时间往前拨几个小时。
    同一天中午,kspo dome的后台。那条长长的走廊里,推车来来回回,灯光亮得有些晃眼。
    昨天第一场的演唱会刚结束不久,所有人虽然都很累,肩膀和腿还带著前场舞台留下来的酸痛,可气氛却並不沉闷。
    恰恰相反,那种久违地再次见到wiz*one、再次站上大场馆的轻鬆感,正缓慢地在后台蔓延。
    毕竟帐面上写著的解散日期还在四月底。怎么算,也还有一个多月。
    cj那边私下又確实放过风,说什么“说不定会有奇蹟”、“延期还在討论中”,这些话真假难辨,却偏偏足够让人抓住一点希望。
    所以这天中午的后台气氛,並不是太过於沉重。
    演出服服整整齐齐掛在衣架上,造型师一边给宫脇咲良卷头髮,一边和她討论昨天哪一段饭拍拍得好看;安宥真蹲在地上,拿著手机刷粉丝剪出来的视频,时不时兴奋地喊一句:“哇,这个镜头我超帅誒!”;
    崔叡娜把昨天粉丝送的应援条当綬带披在肩上,满走廊乱窜,硬说自己今天要给全员颁“最佳哭相奖”。
    “奈子,来,昨晚哭得最可爱奖!”
    “不要啦——”矢吹奈子笑得弯下腰,“明明是你哭得最惨好不好。”
    曹柔理坐在一边沙发扶手上,腿一晃一晃的,手里还在戳便当盒上那层铝箔纸,听著她们吵。
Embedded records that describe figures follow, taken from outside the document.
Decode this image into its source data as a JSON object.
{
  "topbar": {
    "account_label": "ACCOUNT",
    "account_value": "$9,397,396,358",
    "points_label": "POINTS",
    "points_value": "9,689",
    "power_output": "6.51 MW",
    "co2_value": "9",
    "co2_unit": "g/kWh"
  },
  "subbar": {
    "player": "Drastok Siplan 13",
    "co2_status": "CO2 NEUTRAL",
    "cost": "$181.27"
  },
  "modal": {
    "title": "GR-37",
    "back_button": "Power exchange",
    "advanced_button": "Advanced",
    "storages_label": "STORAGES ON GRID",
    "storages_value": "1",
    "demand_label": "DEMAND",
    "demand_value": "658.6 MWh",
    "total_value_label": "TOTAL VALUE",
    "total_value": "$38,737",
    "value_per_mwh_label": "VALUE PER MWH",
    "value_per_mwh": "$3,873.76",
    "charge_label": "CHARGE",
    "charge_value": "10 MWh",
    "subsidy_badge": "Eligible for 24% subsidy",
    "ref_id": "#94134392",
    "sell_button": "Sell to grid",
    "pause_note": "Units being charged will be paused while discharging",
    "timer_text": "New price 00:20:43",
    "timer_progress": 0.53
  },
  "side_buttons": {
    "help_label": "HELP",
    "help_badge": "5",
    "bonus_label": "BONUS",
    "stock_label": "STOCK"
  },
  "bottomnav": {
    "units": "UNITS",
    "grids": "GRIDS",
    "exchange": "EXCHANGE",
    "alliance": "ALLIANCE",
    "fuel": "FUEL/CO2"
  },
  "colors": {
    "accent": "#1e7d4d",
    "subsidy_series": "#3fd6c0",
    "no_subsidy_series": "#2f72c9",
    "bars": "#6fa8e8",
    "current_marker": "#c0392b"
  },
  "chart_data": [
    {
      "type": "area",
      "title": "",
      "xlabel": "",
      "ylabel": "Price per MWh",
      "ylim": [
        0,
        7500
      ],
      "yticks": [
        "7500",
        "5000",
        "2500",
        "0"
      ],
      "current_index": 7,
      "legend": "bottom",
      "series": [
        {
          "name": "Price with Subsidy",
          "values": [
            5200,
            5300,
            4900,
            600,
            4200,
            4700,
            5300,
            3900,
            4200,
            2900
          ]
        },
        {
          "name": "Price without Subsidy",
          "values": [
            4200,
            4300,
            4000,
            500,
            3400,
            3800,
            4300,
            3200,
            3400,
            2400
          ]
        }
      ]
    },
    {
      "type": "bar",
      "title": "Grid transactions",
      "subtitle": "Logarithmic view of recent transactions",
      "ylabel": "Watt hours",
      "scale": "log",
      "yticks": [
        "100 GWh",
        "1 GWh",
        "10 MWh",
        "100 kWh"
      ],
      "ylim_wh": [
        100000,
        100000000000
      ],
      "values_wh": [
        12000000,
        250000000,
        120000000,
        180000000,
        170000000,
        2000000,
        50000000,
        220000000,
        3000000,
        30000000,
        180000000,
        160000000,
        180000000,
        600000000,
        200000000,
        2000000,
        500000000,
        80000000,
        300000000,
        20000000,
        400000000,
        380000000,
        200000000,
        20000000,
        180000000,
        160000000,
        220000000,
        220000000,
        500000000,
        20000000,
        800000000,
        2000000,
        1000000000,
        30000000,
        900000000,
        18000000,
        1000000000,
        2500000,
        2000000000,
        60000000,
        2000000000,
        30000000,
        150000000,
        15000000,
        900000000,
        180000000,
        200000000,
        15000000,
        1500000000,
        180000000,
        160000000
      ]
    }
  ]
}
昨天站在台上说感言的时候,她也红了眼眶,可那时候胸口更多的是一种久违的满足。
    偌大的场馆、一片粉色的海洋、十二个人站在一起,她甚至在第三首歌的时候,脑子里闪过一个有些奇怪的想法——明明是“收官”,却有点像“回家”的感觉。
    她还记得昨天演出结束后,cj那边派来的负责人笑眯眯说过的话:
    “合同还在討论中呢,別太悲观,世事难料嘛。”
    她其实信了几分。至少,没有绝望到那个地步。
    午饭过后,成员们陆续被叫去试麦、走流程。十二个人又在练舞室里对著镜子把今天的小分队站位排了一遍,把昨晚出过错的几个点重新对了一次。
    有人笑著说昨天差点走错台口,幸好粉丝没看出来;有人接了一句,说不定粉丝还以为那就是编舞的一部分。
    比起昨天彩排前,这天中午的气氛甚至更轻鬆一点。
    舞台工作人员进进出出,耳麦里的指令声断断续续传来,谁也没意识到,真正要闯进来的,不是下一轮流程,而是一个会把整个下午直接切断的消息。
    直到swing那边的经纪人推门进来,拍了两下手。
    “大家先集合一下,理事nim过来了。”
    练舞室里的说笑声瞬间停了一下。
    能在这种时间点把十二个人一次性叫齐,而且还是运营公司那边的高层亲自过来,怎么想都不会是什么小事。可事情到底有多严重,在那一刻,谁也没有概念。
    大约几分钟后,一个四十多岁的中年男人推门走了进来。西装外套穿在身上,领带微微松著,脸上的神情说不上凶,却带著一种很少会出现在这种场合里的严肃。
    他平时並不常在现场露面,更多时候只是出现在会议室、合同文件和经纪人口中的“公司那边”。
    权恩妃几乎是下意识站直了。
    “理事nim。”
    “嗯。”那人点了一下头,目光扫过一圈,“都在吗?”
    经纪人迅速报了一遍名字,確认十二个人全到。
    “好。”那人吸了一口气,把手里的文件夹放到音响旁边的小桌上,先看了看她们每一个人的脸。练舞室里很安静。
    “昨天的演出,大家辛苦了。”他先说了一句所有人都听惯了的漂亮话。
    “公司那边都看了,反应很好。wiz*one也很激动。”
    几个成员几乎是条件反射地笑了笑,点头说“谢谢”。可那个笑容还没真正掛稳,就隨著下一句话一起僵在了脸上。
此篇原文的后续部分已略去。